Evo Morales Calls on Military to Avoid Shooting the People of Bolivia

In a press conference with international and local media in Mexico City, where he arrived the day before after being granted political asylum by the Mexican government, president of Bolivia, Evo Morales, reported that OAS Secretary General Luis Almagro ignored his calls. He described the OAS report as entirely political and that the OAS sided with sectors that organized the coup d’état.

“The OAS is not at the service of the Latin American peoples and even less of the social movements, it is at the service of the North American empire,” Morales said.

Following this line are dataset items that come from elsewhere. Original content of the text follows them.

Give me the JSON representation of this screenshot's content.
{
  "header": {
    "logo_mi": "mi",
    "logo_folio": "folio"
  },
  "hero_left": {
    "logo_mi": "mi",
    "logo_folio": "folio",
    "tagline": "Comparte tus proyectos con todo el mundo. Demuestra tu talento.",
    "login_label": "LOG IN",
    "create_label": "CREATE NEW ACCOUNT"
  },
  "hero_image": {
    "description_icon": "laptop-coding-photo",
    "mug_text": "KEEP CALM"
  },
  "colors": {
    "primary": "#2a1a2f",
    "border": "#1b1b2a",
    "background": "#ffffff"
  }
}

He assured that, “if the people ask for it,” he will return to the country to “pacify” it and that he would return to launch a “national dialogue” with the priority objective of “pacifying” the nation, while acknowledging that “it is going to be difficult to stop this confrontation”. Morales criticized the organization for recommending a repeat election, when, in his opinion, it should have called for a second round. “The OAS decided on a political option, not a legal or technical one”. He questioned the hemispheric bloc that “surprisingly” anticipated the publication of the preliminary report, which was expected Wednesday, but was published Sunday. Morales reported that he tried to contact the secretary general, Luis Almagro, directly to warn him that this would “lead to a massacre” in Bolivia.

On his departure from the Palacio Quemado, Morales explained that his government replaced “the program of the empire” with “the program of the people,” framing the “coup d’état” in “the ideological struggle”.

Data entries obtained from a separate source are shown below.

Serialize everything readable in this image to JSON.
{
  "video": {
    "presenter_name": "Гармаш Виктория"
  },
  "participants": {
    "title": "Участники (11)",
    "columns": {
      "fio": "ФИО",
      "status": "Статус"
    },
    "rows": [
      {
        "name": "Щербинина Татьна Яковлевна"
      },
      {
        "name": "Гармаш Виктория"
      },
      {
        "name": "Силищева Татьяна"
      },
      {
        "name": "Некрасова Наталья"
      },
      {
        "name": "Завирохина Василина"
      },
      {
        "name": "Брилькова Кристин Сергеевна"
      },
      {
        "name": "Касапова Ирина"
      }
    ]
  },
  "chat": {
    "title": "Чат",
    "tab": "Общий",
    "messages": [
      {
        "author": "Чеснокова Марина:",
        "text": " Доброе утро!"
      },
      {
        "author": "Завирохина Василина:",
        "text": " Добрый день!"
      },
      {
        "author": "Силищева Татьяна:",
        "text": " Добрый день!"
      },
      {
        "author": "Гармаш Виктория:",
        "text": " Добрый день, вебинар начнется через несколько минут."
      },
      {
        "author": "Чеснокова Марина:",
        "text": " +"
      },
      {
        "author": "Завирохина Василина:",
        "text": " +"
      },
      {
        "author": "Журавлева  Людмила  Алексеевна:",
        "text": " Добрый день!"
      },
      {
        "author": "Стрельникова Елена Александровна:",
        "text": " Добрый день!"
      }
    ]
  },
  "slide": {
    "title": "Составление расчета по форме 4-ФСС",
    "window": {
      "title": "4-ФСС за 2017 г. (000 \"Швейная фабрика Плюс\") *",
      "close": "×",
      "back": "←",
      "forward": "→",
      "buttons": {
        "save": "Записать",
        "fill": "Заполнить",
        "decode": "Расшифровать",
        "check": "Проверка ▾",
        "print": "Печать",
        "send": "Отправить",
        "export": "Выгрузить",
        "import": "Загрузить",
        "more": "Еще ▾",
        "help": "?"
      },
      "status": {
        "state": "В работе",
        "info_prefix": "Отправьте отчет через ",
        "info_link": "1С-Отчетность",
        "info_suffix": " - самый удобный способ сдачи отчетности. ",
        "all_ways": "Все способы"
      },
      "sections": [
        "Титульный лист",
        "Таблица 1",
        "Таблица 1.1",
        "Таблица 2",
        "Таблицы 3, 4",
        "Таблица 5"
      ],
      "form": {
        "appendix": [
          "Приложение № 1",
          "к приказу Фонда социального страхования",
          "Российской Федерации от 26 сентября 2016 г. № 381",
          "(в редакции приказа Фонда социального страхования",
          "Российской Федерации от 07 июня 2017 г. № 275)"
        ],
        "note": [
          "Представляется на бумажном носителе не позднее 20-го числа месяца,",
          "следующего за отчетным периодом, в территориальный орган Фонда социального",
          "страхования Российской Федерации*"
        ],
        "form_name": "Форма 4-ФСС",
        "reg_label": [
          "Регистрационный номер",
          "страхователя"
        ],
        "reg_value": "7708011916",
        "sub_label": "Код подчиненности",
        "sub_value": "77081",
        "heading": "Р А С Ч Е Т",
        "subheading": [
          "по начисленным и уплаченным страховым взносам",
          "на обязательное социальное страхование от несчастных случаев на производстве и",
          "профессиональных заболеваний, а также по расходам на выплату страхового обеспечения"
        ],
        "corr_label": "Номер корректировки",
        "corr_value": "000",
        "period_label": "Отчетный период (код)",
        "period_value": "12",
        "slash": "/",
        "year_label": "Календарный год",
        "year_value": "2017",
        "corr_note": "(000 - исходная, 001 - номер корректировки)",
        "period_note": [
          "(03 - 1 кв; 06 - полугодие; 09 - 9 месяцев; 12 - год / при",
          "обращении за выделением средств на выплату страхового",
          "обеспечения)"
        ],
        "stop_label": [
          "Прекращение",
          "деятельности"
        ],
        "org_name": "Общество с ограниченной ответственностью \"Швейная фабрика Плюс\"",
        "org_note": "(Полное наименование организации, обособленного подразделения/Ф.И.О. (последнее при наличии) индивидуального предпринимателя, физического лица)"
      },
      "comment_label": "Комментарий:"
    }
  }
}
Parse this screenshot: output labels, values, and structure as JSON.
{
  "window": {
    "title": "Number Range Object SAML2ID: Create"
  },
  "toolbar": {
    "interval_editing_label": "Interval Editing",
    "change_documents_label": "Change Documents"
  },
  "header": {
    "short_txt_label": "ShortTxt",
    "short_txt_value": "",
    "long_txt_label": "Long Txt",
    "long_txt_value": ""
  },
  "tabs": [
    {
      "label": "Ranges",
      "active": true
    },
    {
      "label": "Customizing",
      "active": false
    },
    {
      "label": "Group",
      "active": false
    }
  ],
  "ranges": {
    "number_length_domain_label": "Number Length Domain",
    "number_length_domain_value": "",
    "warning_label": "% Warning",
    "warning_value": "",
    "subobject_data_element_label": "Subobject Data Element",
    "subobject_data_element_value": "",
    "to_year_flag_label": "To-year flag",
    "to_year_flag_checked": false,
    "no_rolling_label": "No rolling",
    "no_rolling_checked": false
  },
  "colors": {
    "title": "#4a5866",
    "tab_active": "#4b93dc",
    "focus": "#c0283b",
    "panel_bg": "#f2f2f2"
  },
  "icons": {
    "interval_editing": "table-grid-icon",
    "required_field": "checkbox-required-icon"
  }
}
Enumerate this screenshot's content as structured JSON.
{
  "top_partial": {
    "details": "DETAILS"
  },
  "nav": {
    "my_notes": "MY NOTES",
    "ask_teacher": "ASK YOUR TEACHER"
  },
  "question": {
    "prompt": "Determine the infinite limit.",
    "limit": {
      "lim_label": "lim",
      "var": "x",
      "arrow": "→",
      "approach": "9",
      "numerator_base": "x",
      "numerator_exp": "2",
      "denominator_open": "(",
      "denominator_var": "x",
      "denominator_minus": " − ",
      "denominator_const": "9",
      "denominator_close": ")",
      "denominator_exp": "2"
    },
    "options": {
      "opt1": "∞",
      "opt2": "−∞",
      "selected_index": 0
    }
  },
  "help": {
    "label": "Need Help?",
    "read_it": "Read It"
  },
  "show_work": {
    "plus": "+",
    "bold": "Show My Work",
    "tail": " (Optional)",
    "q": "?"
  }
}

“My second crime, I am convinced, is that the groups that have economic power do not accept that we lift the most humble families out of poverty (…) and do not accept the nationalization of natural resources”.

Morales asked the Bolivian police and military not to stain themselves with the blood of the people and lamented that the coup was destroying the country.

Bullets have not stopped the marches or the insurrection of the people, insisted Morales, who left Bolivia to try to pacify the country; however, the social upheaval continues.

“I am an enemy of violence”, he added, stressing that “indigenous peoples come from the culture of life and in harmony with Mother Earth”.